6. Étude des liens entre l’exposition prénatale au phtalate et au bisphénol A et les marqueurs de dysfonction métabolique chez le fœtus dans une cohorte de grossesse (résumé simplifié)

(A birth cohort study to investigate the association between prenatal phthalate and bisphenol A exposures and fetal markers of metabolic dysfunction) Ashley-Martin J, Dodds L, Arbuckle TE, Ettinger AS, Shapiro GD, Fisher M, Morisset AS, Taback S, Bouchard MF, Monnier P, Dallaire R, Fraser WD. Environmental Health. 2014;13:84. doi: 10.1186/1476-069X-13-84

Le terme dysfonction métabolique sert à décrire une anomalie du corps à utiliser ou à stocker de l’énergie, et qui est souvent associée à des taux plus élevés d’obésité et de diabète. L’obésité et le diabète de type 2 sont en constante augmentation au Canada (et dans d’autres pays). On pense que l’exposition prénatale aux contaminants environnementaux pourrait faire partie des facteurs en cause. Il s’agit de deux problèmes de nature métabolique affectant la métabolisation des graisses et des glucides (sucres), incluant une composante hormonale. Or, certains contaminants environnementaux comme le bisphénol A (BPA) et les phtalates peuvent perturber l’action de ces hormones, d’où leur appellation de « perturbateurs hormonaux (ou endocriniens) ». Le BPA sert à la fabrication des plastiques durs et transparents. On peut le retrouver également dans la résine d’époxy qui couvre l’intérieur des boîtes de conserve métalliques et des cannettes de boisson, ainsi que dans le papier thermique des reçus de caisse et des billets. Quant aux phtalates, il s’agit d’une famille de produits chimiques qui rendent le plastique mou, flexible et moins cassant. Souvent appelés plastifiants, leurs applications industrielles et commerciales sont nombreuses : planchers de vinyle, produits adhésifs, détergents, plastiques pour véhicules automobiles, certains jouets d’enfant et produits de soins personnels (savon, shampoing, fixatif pour les cheveux, verni à ongles). Certains phtalates sont également utilisés comme solvants pour d’autres matériaux. Vu l’usage répandu du BPA et des phtalates, les Canadiens sont de plus en plus préoccupés par leur présence dans l’environnement et les effets qu’ils pourraient avoir sur la santé.

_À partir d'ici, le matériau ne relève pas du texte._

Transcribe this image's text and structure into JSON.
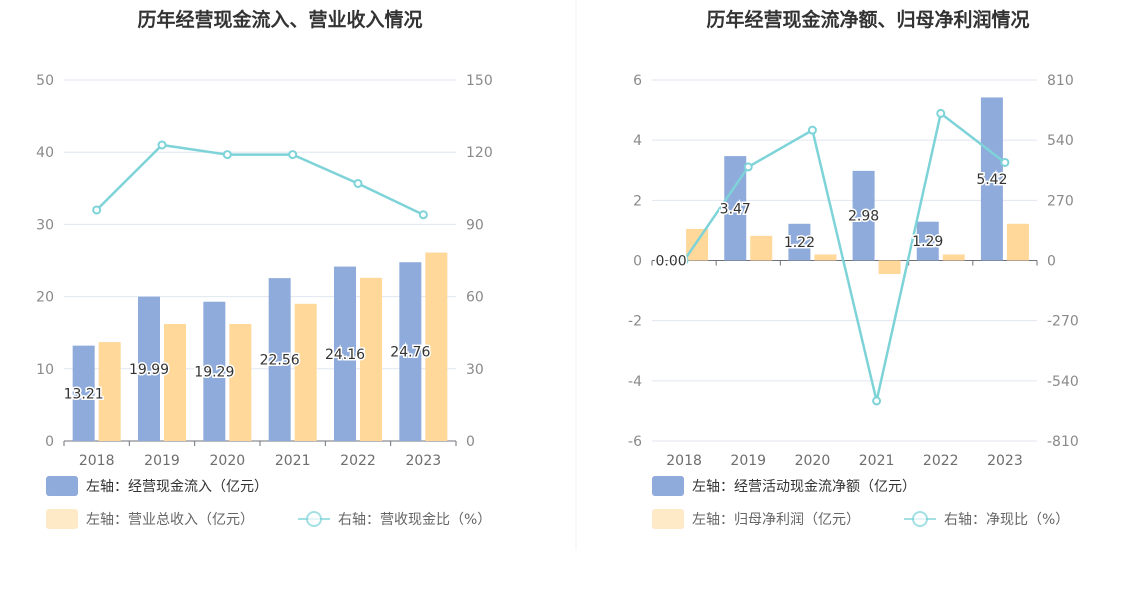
{
  "colors": {
    "bar1": "#8eabdb",
    "bar2": "#ffd89a",
    "line": "#7dd3d8",
    "grid": "#e0e6f1",
    "axis": "#6e7079"
  },
  "chart_data": [
    {
      "type": "bar",
      "title": "历年经营现金流入、营业收入情况",
      "categories": [
        "2018",
        "2019",
        "2020",
        "2021",
        "2022",
        "2023"
      ],
      "y_left": {
        "min": 0,
        "max": 50,
        "ticks": [
          "0",
          "10",
          "20",
          "30",
          "40",
          "50"
        ]
      },
      "y_right": {
        "min": 0,
        "max": 150,
        "ticks": [
          "0",
          "30",
          "60",
          "90",
          "120",
          "150"
        ]
      },
      "series": [
        {
          "name": "左轴：经营现金流入（亿元）",
          "type": "bar",
          "axis": "left",
          "values": [
            13.21,
            19.99,
            19.29,
            22.56,
            24.16,
            24.76
          ],
          "labels": [
            "13.21",
            "19.99",
            "19.29",
            "22.56",
            "24.16",
            "24.76"
          ]
        },
        {
          "name": "左轴：营业总收入（亿元）",
          "type": "bar",
          "axis": "left",
          "values": [
            13.7,
            16.2,
            16.2,
            19.0,
            22.6,
            26.1
          ]
        },
        {
          "name": "右轴：营收现金比（%）",
          "type": "line",
          "axis": "right",
          "values": [
            96,
            123,
            119,
            119,
            107,
            94
          ]
        }
      ]
    },
    {
      "type": "bar",
      "title": "历年经营现金流净额、归母净利润情况",
      "categories": [
        "2018",
        "2019",
        "2020",
        "2021",
        "2022",
        "2023"
      ],
      "y_left": {
        "min": -6,
        "max": 6,
        "ticks": [
          "-6",
          "-4",
          "-2",
          "0",
          "2",
          "4",
          "6"
        ]
      },
      "y_right": {
        "min": -810,
        "max": 810,
        "ticks": [
          "-810",
          "-540",
          "-270",
          "0",
          "270",
          "540",
          "810"
        ]
      },
      "series": [
        {
          "name": "左轴：经营活动现金流净额（亿元）",
          "type": "bar",
          "axis": "left",
          "values": [
            0.0,
            3.47,
            1.22,
            2.98,
            1.29,
            5.42
          ],
          "labels": [
            "0.00",
            "3.47",
            "1.22",
            "2.98",
            "1.29",
            "5.42"
          ]
        },
        {
          "name": "左轴：归母净利润（亿元）",
          "type": "bar",
          "axis": "left",
          "values": [
            1.05,
            0.82,
            0.2,
            -0.45,
            0.2,
            1.22
          ]
        },
        {
          "name": "右轴：净现比（%）",
          "type": "line",
          "axis": "right",
          "values": [
            0,
            420,
            585,
            -630,
            660,
            440
          ]
        }
      ]
    }
  ]
}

Cette recherche, basée sur les données de l’étude MIREC, a porté sur les liens entre l’exposition in utero au BPA et aux phtalates et les biomarqueurs de la dysfonction métabolique à la naissance. (Un biomarqueur est une substance mesurable dans un organisme donné, et qui peut servir d’indicateur d’un trouble ou maladie, d’une exposition environnementale ou de tout autre état physiologique.) Deux hormones – la leptine et l’adiponectine – ont été mesurées dans le sang de cordon de 1363 nouveau-nés, puisque l’on sait que de faibles taux d’adiponectine et des taux élevés de leptine pourraient être associés à une dysfonction métabolique.

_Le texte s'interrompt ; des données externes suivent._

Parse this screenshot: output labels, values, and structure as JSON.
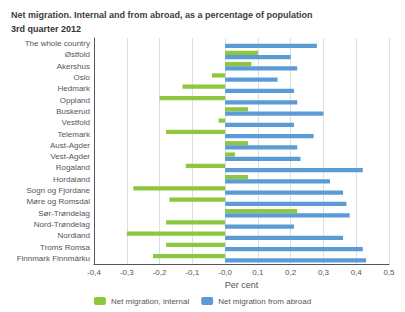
{
  "chart_data": {
    "type": "bar",
    "orientation": "horizontal",
    "title": "Net migration. Internal and from abroad, as a percentage of population",
    "subtitle": "3rd quarter 2012",
    "xlabel": "Per cent",
    "categories": [
      "The whole country",
      "Østfold",
      "Akershus",
      "Oslo",
      "Hedmark",
      "Oppland",
      "Buskerud",
      "Vestfold",
      "Telemark",
      "Aust-Agder",
      "Vest-Agder",
      "Rogaland",
      "Hordaland",
      "Sogn og Fjordane",
      "Møre og Romsdal",
      "Sør-Trøndelag",
      "Nord-Trøndelag",
      "Nordland",
      "Troms Romsa",
      "Finnmark Finnmárku"
    ],
    "series": [
      {
        "name": "Net migration, internal",
        "color": "#8dc63f",
        "values": [
          0.0,
          0.1,
          0.08,
          -0.04,
          -0.13,
          -0.2,
          0.07,
          -0.02,
          -0.18,
          0.07,
          0.03,
          -0.12,
          0.07,
          -0.28,
          -0.17,
          0.22,
          -0.18,
          -0.3,
          -0.18,
          -0.22
        ]
      },
      {
        "name": "Net migration from abroad",
        "color": "#5b9bd5",
        "values": [
          0.28,
          0.2,
          0.22,
          0.16,
          0.21,
          0.22,
          0.3,
          0.21,
          0.27,
          0.22,
          0.23,
          0.42,
          0.32,
          0.36,
          0.37,
          0.38,
          0.21,
          0.36,
          0.42,
          0.43
        ]
      }
    ],
    "xlim": [
      -0.4,
      0.5
    ],
    "xticks": [
      {
        "value": -0.4,
        "label": "-0,4"
      },
      {
        "value": -0.3,
        "label": "-0,3"
      },
      {
        "value": -0.2,
        "label": "-0,2"
      },
      {
        "value": -0.1,
        "label": "-0,1"
      },
      {
        "value": 0.0,
        "label": "-0,0"
      },
      {
        "value": 0.1,
        "label": "0,1"
      },
      {
        "value": 0.2,
        "label": "0,2"
      },
      {
        "value": 0.3,
        "label": "0,3"
      },
      {
        "value": 0.4,
        "label": "0,4"
      },
      {
        "value": 0.5,
        "label": "0,5"
      }
    ],
    "grid": true,
    "legend": "bottom"
  }
}
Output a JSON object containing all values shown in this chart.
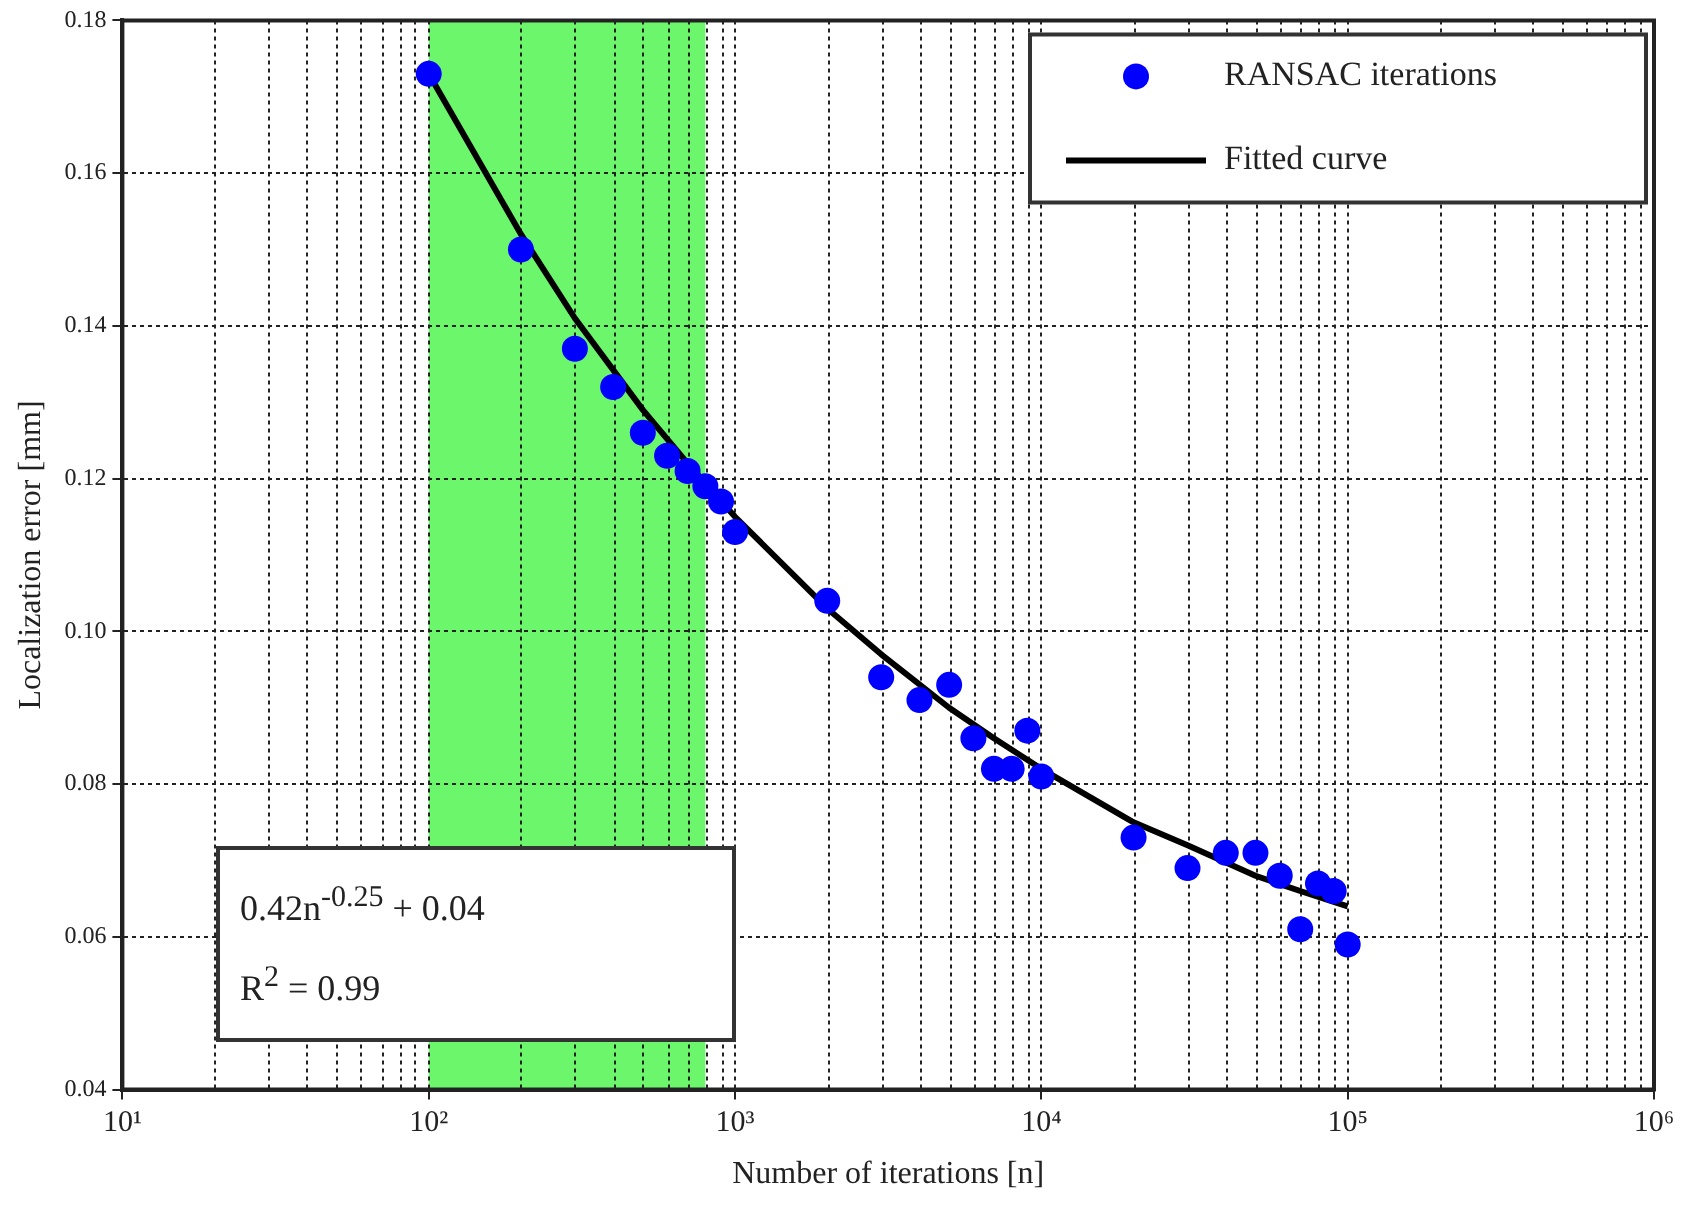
{
  "chart_data": {
    "type": "scatter",
    "xlabel": "Number of iterations [n]",
    "ylabel": "Localization error [mm]",
    "log": "x",
    "grid": true,
    "legend": "top right",
    "marker": "circle",
    "xlim": [
      10,
      1000000
    ],
    "xticks": [
      {
        "value": 10,
        "label": "10¹"
      },
      {
        "value": 100,
        "label": "10²"
      },
      {
        "value": 1000,
        "label": "10³"
      },
      {
        "value": 10000,
        "label": "10⁴"
      },
      {
        "value": 100000,
        "label": "10⁵"
      },
      {
        "value": 1000000,
        "label": "10⁶"
      }
    ],
    "ylim": [
      0.04,
      0.18
    ],
    "yticks": [
      0.04,
      0.06,
      0.08,
      {
        "value": 0.1,
        "label": "0.10"
      },
      0.12,
      0.14,
      0.16,
      0.18
    ],
    "bands": [
      {
        "axis": "x",
        "from": 100,
        "to": 800,
        "color": "#6cf66c"
      }
    ],
    "annotations": [
      "0.42n$^{-0.25}$ + 0.04",
      "R$^{2}$ = 0.99"
    ],
    "series": [
      {
        "name": "RANSAC iterations",
        "color": "#0000ff",
        "x": [
          100,
          200,
          300,
          400,
          500,
          600,
          700,
          800,
          900,
          1000,
          2000,
          3000,
          4000,
          5000,
          6000,
          7000,
          8000,
          9000,
          10000,
          20000,
          30000,
          40000,
          50000,
          60000,
          70000,
          80000,
          90000,
          100000
        ],
        "values": [
          0.173,
          0.15,
          0.137,
          0.132,
          0.126,
          0.123,
          0.121,
          0.119,
          0.117,
          0.113,
          0.104,
          0.094,
          0.091,
          0.093,
          0.086,
          0.082,
          0.082,
          0.087,
          0.081,
          0.073,
          0.069,
          0.071,
          0.071,
          0.068,
          0.061,
          0.067,
          0.066,
          0.059
        ]
      },
      {
        "name": "Fitted curve",
        "type": "line",
        "color": "#000000",
        "marker": "none",
        "x": [
          100,
          200,
          300,
          500,
          700,
          1000,
          2000,
          3000,
          5000,
          7000,
          10000,
          20000,
          30000,
          50000,
          70000,
          100000
        ],
        "values": [
          0.173,
          0.152,
          0.141,
          0.129,
          0.122,
          0.115,
          0.103,
          0.097,
          0.09,
          0.086,
          0.082,
          0.075,
          0.072,
          0.068,
          0.066,
          0.064
        ]
      }
    ]
  }
}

Les échantillons d’urine, fournis par les participantes au 1er trimestre de grossesse, ont servi à mesurer le BPA et 11 métabolites de phtalates. Des produits chimiques comme les phtalates peuvent être absorbés par le corps, puis décomposés (métabolisés) et excrétés dans l’urine sous forme de métabolites. Les chercheurs ont alors étudié la relation entre les niveaux de phtalates et de BPA dans l’urine de la mère et l’adiponectine et la leptine dans le sang du cordon ombilical.

Les résultats montrent que les niveaux de leptine dans le sang de cordon étaient plus élevés chez les filles que chez les garçons, alors que l’adiponectine ne variait à peu près pas entre les sexes. Par ailleurs, une concentration modérée du métabolite de phtalate MCPP dans l’urine de la mère était associée à des niveaux plus élevés de leptine dans le sang de cordon des garçons. Aucune autre tendance n’a été observée pour les autres produits chimiques étudiés.

Cette recherche montre que l’exposition de la femme enceinte à certains composés chimiques que l’on retrouve communément dans l’environnement pourrait avoir un impact sur des hormones associées à la fonction métabolique chez le fœtus. De nouvelles recherches devront toutefois être menées pour savoir si ces changements hormonaux pourraient affecter la croissance durant l’enfance et favoriser l’obésité ou le diabète de type 2 plus tard dans la vie.